One other factor that might help you sort out how your feelings fit with your identity is: are you attracted to your friend? It sounds like you are from your description of her. Do you feel like you want to do sexy things with her? Does thinking about her arouse feelings similar to those you have when you watch porn or see a guy you think is hot? Keep in mind that those desires may not feel exactly the same as your attraction to men, but see if they're there in one form or another. If they're not, do you just think she's super cool and awesome, but you aren't attracted to her physically? Again, there are no right answers to those questions, but asking them may help you get a better understanding of what's happening in your heart and head (and pants).

On to whether or not dating this friend will cause any psychological issues. There's nothing about exploring new angles of your sexuality that's risky to your well-being. Where there is the potential for stress, for both you and her, is if you're not open with your friend about where you are in your journey. You don't have to come to a solid conclusion about how you identify before you talk to her, but if she does approach you saying "okay, ready to date now" you need to be honest. Tell her that you want to date her, you've identified as gay, but that you're wanting to explore your sexuality more, and you want her to be aware of that. (Huge caveat: if you feel she is not a safe person to disclose that part of yourself to, don't. But also think about what that means in terms of dating her.)

To be clear, I don't think that queer folks are required to immediately disclose their identity or history to a partner in order to have a healthy relationship. I'm making this suggestion to you because, even if it sounds simple on paper, you might find that working out how you identify causes a lot of tough feelings. If you're having to hide those feelings from the person you're dating, it can intensify the stress on you. Too, that sense of concealing your identity or your history from a partner can be wearing, and possibly take a toll on any relationship that develops, because it can create a sense of "something is up, but no one will talk about it."

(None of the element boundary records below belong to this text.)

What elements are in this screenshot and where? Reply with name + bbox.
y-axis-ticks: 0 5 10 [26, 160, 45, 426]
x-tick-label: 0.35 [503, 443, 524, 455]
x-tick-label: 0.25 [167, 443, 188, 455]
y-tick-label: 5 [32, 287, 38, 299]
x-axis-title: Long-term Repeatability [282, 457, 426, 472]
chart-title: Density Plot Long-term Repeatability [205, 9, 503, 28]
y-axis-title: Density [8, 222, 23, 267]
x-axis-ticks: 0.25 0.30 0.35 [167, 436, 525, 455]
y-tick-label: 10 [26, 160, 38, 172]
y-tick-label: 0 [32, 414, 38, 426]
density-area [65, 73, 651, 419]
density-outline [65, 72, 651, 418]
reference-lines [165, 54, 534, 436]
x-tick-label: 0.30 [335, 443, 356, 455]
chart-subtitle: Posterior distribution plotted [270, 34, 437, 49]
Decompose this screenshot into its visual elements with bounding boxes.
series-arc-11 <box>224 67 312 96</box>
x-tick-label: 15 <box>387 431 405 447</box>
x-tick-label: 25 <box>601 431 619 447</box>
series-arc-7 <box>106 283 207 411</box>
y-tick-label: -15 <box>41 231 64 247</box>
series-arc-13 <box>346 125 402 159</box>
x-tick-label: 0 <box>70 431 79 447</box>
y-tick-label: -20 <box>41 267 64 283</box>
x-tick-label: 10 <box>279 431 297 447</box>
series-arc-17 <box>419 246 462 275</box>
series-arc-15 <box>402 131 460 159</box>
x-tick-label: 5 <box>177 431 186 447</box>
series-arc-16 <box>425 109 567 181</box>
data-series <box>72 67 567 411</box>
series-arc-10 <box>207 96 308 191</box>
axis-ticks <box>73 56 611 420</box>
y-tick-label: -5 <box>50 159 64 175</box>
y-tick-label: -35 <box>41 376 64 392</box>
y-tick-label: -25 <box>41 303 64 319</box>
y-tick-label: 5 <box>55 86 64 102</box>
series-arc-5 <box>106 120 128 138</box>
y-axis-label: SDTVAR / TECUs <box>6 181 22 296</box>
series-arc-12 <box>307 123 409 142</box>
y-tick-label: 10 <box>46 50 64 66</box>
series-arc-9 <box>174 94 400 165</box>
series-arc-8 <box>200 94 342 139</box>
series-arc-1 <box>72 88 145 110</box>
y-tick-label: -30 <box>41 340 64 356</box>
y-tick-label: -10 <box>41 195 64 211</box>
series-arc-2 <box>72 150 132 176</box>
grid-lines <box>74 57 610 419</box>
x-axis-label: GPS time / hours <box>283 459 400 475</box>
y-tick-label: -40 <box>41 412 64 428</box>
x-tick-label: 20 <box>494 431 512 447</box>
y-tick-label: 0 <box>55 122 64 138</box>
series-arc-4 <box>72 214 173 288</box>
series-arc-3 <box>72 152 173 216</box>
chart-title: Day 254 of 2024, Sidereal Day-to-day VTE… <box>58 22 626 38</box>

I will say that some of this is just borrowing trouble. Your friend is definitely interested in spending time with you, seems to like you, and has even considered dating you. But she hasn't actually agreed to date you. Her "not yet" may mean "not ever." That's one of those tricky things, because on the one hand it's good to take people at their word. But on the other, women are usually socialized to give "soft no's" when turning down dates, and "not yet" could very well be one of those no's. If the two of you are friends, she may also not want to jeopardize your friendship by turning you down directly. If that turns out to be the case, it's important to check with yourself to make sure you're okay having a platonic relationship with her, rather than a relationship where you're technically friends but you are always secretly hoping to be more than that.

If you don't end up ever dating, that doesn't mean that the self-exploration your feelings for her triggered was a waste. She sparked in you questions about your identity, and working out answers (or partial answers) to them may help you understand your own identity a little better.

But, there's an equal chance that she is interested in dating you, and is just not in the place to be dating anyone right now. If that's the case, and she does approach you in a few months and wants to date, I encourage you to take the chance and see where a romantic relationship with her goes. It may be that you two find that you're a good fit. Maybe you'll discover that you make better friends than partners. Or you may find that dating girls, even super awesome rad girls, is not for you. As long as you're open with each other and willing to be true to yourself (whatever that self may be), this will be a relationship worth exploring.